Thanks for the input Julien. The fact that Oracle is still using NSS in at least some of this products is an important information for this bug. Bypass mode introduces complexity in both the SSL code itself, and in the desire to keep applications using the standard PKCS #11 interfaces. Those are pretty high costs, but keeping Oracle servers on NSS is worth the cost, IMHO. > As a former NSS developer however, I will say that NSS has always maintained binary > compatibility for major releases. That is still true, applications will continue to function if Bypass is removed. (I'll quibble with the use of 'major performance regression', but I will concede performance regression). We do not export any of the Bypass explicit API. Even with this guarrentee, the NSS team has in the past, and continues to into the future, remove unused functionality. FORTEZZA is one example. If Oracle servers are no longer using NSS, then there are no other users of Bypass mode (Red Hat servers do not turn Bypass mode on, as the performance gains are not significant enough to warrant the extra testing). In any case the fact the Oracle is still using NSS and still using Bypass is an important input to this bug. bob

Bob, In reply to Robert Relyea from comment #7) >Bypass mode introduces complexity in both the SSL code itself, and in the >desire to keep applications using the standard PKCS #11 interfaces. Those are >pretty high costs, but keeping Oracle servers on NSS is worth the cost, IMHO. Note that I can't make any promise about future Oracle server products, but currently shipping Oracle products do use NSS and bypass, and typical support life after EOL (which hasn't happened yet) would be 5 years, so that gives you an idea of how long we would like to see this stay in NSS. > That is still true, applications will continue to function if Bypass is > removed. (I'll quibble with the use of 'major performance regression', but I > will concede performance regression). We do not export any of the Bypass > explicit API. Actually libssl exports SSL_CanBypass, as well and the flag SSL_BYPASS_PKCS11 is public in ssl.h . Re: the Fortezza removal, did that code ever actually worked in the NSS shared libs ? I think it was mistakenly exported for legacy reasons during the initial port. Julien

(In reply to Julien Pierre from comment #6) > The assumption that Oracle is almost done replacing NSS with another SSL > implementation throughout all its products is an incorrect assumption. Thanks!
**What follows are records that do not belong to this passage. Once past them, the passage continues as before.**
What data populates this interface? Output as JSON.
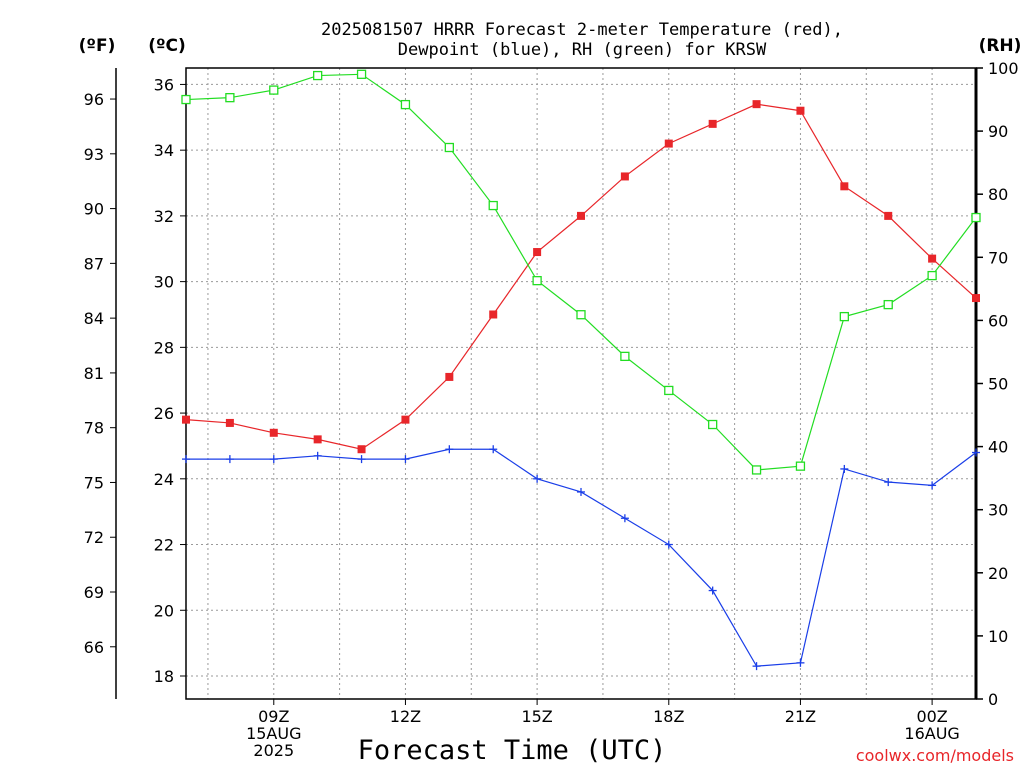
{
  "chart_data": {
    "type": "line",
    "title_line1": "2025081507 HRRR Forecast 2-meter Temperature (red),",
    "title_line2": "Dewpoint (blue), RH (green) for KRSW",
    "xlabel": "Forecast Time (UTC)",
    "credit": "coolwx.com/models",
    "units": {
      "fahrenheit": "(ºF)",
      "celsius": "(ºC)",
      "rh": "(RH)"
    },
    "x_hours_utc": [
      7,
      8,
      9,
      10,
      11,
      12,
      13,
      14,
      15,
      16,
      17,
      18,
      19,
      20,
      21,
      22,
      23,
      24,
      25
    ],
    "x_tick_labels": [
      {
        "hour": 9,
        "lines": [
          "09Z",
          "15AUG",
          "2025"
        ]
      },
      {
        "hour": 12,
        "lines": [
          "12Z"
        ]
      },
      {
        "hour": 15,
        "lines": [
          "15Z"
        ]
      },
      {
        "hour": 18,
        "lines": [
          "18Z"
        ]
      },
      {
        "hour": 21,
        "lines": [
          "21Z"
        ]
      },
      {
        "hour": 24,
        "lines": [
          "00Z",
          "16AUG"
        ]
      }
    ],
    "celsius_ylim": [
      17.3,
      36.5
    ],
    "celsius_ticks": [
      "18",
      "20",
      "22",
      "24",
      "26",
      "28",
      "30",
      "32",
      "34",
      "36"
    ],
    "fahrenheit_ticks": [
      "66",
      "69",
      "72",
      "75",
      "78",
      "81",
      "84",
      "87",
      "90",
      "93",
      "96"
    ],
    "rh_ylim": [
      0,
      100
    ],
    "rh_ticks": [
      "0",
      "10",
      "20",
      "30",
      "40",
      "50",
      "60",
      "70",
      "80",
      "90",
      "100"
    ],
    "grid": true,
    "series": [
      {
        "name": "Temperature",
        "color": "#e8262a",
        "marker": "filled-square",
        "axis": "celsius",
        "values": [
          25.8,
          25.7,
          25.4,
          25.2,
          24.9,
          25.8,
          27.1,
          29.0,
          30.9,
          32.0,
          33.2,
          34.2,
          34.8,
          35.4,
          35.2,
          32.9,
          32.0,
          30.7,
          29.5
        ]
      },
      {
        "name": "Dewpoint",
        "color": "#1a3ee8",
        "marker": "plus",
        "axis": "celsius",
        "values": [
          24.6,
          24.6,
          24.6,
          24.7,
          24.6,
          24.6,
          24.9,
          24.9,
          24.0,
          23.6,
          22.8,
          22.0,
          20.6,
          18.3,
          18.4,
          24.3,
          23.9,
          23.8,
          24.8
        ]
      },
      {
        "name": "RH",
        "color": "#22dd22",
        "marker": "open-square",
        "axis": "rh",
        "values": [
          95,
          95.3,
          96.5,
          98.8,
          99,
          94.2,
          87.4,
          78.2,
          66.3,
          60.9,
          54.3,
          48.9,
          43.5,
          36.3,
          36.9,
          60.6,
          62.5,
          67.1,
          76.3
        ]
      }
    ]
  }
}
> Re: the Fortezza removal, did that code ever actually worked in the NSS shared > libs ? I think it was mistakenly exported for legacy reasons during the initial port. No it' wasn't a mistake. Fortezza was still used at the time. We still have the public facing functions for ABI compatibility, it just won't actually work when you try to connect to a fortezza server with a fortezza PKCS #11 module installed. We would do the same with bypass. The application could still 'turn it on', it just wouldn't do anything different than what it is already doing. It's mute for now, since you are still using it, we'll keep it around. bob

Just a heads up for people CC'ed here, we decided to remove the bypass mode at last week's NSS meeting in MV. Bug 1303224 will land and ship with NSS 3.28.